"O ministro já deixou claro: não está oferecendo para o campo público o VHF”, afirmou Nelson Breve, presidente da Empresa Brasil de Comunicação durante a reunião ordinária do Conselho Curador realizada no dia 17 de abril, quarta. Segundo ele, em reunião com os representantes do Ministério das Comunicações, houve demonstração de que há um esforço para que os canais públicos permaneçam na faixa de UHF conforme o que havia sido declarado anteriormente. “Estamos lutando para que o Estado tenha lá garantido o seu espaço no limite do que for possível”, afirmou Breve.

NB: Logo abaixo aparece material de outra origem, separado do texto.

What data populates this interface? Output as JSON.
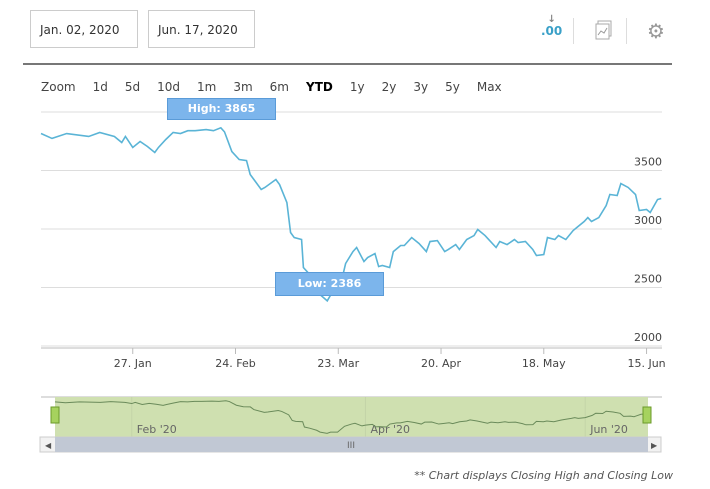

Ainda conforme a declaração do presidente da EBC, o ministro Paulo Bernardo lhe teria dito que “o espaço para todos os canais do campo público estão assegurados e onde não estiver assegurado ele vai licitar menos”. De acordo com o relato de Breve, o ministro teria ainda assumido o compromisso de levar ao governo a proposta de que as empresas privadas de telecomunicações financiem o operador do campo público na TV Digital como contrapartida aos benefícios advindos da concessão da faixa de 700 MHz para a exploração comercial do serviço de banda larga com tecnologia 4G.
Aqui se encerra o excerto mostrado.